Para ele, a construção de um sistema ferroviário é uma ação impactante que ajudaria resolver a crise do abastecimento do milho. “Reduzir o custo logístico poderia ter salvado muitas empresas que aqui estavam. Mas não podemos tratar apenas esta frente. Temos que disponibilizar mais grãos em nossa produção local. Aprender a trabalhar melhor com o mercado futuro, realizando contratos que permitam manter os custos gerenciáveis e trabalhar com alternativas de importação quando esta for viável e necessária”, analisa.
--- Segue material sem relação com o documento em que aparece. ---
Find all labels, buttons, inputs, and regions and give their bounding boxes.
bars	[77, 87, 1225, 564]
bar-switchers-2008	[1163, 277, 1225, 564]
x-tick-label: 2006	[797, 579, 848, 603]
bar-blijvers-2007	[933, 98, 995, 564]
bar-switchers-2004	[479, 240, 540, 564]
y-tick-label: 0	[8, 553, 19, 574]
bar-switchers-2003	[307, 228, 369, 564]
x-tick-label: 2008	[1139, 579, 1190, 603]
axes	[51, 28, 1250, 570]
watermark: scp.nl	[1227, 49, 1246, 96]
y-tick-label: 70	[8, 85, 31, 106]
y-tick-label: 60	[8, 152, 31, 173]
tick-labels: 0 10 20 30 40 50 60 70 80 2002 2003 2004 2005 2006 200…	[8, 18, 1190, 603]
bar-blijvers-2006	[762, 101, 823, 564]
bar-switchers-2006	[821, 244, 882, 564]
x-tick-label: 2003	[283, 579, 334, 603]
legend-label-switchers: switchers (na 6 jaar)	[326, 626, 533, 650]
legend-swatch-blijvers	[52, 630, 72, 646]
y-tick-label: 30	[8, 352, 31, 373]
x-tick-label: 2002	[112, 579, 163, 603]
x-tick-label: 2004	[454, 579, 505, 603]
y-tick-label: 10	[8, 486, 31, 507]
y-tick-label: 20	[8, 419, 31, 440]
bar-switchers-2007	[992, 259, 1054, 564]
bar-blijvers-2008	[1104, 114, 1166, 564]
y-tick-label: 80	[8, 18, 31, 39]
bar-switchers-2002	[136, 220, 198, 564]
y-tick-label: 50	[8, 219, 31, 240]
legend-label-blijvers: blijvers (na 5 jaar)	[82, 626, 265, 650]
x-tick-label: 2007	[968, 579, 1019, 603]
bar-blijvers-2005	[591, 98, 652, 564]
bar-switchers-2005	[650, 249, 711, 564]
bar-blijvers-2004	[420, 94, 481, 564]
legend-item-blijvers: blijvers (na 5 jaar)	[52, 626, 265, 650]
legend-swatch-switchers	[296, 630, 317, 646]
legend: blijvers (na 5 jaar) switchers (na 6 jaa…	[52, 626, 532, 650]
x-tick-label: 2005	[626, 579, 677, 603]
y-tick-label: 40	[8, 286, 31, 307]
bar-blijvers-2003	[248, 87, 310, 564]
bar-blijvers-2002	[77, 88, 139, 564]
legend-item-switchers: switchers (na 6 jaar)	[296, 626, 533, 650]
O Estado barriga-verde tem mais de 17.000 suinocultores e avicultores produzindo num setor que emprega diretamente 105 mil pessoas e, indiretamente, mais de 220 mil trabalhadores com abate superior a 1 bilhão e 300 milhões de cabeças/ano. A avicultura brasileira se desenvolveu copiando o modelo de parceria produtor/indústria implantado em Santa Catarina a partir do início dos anos 1970.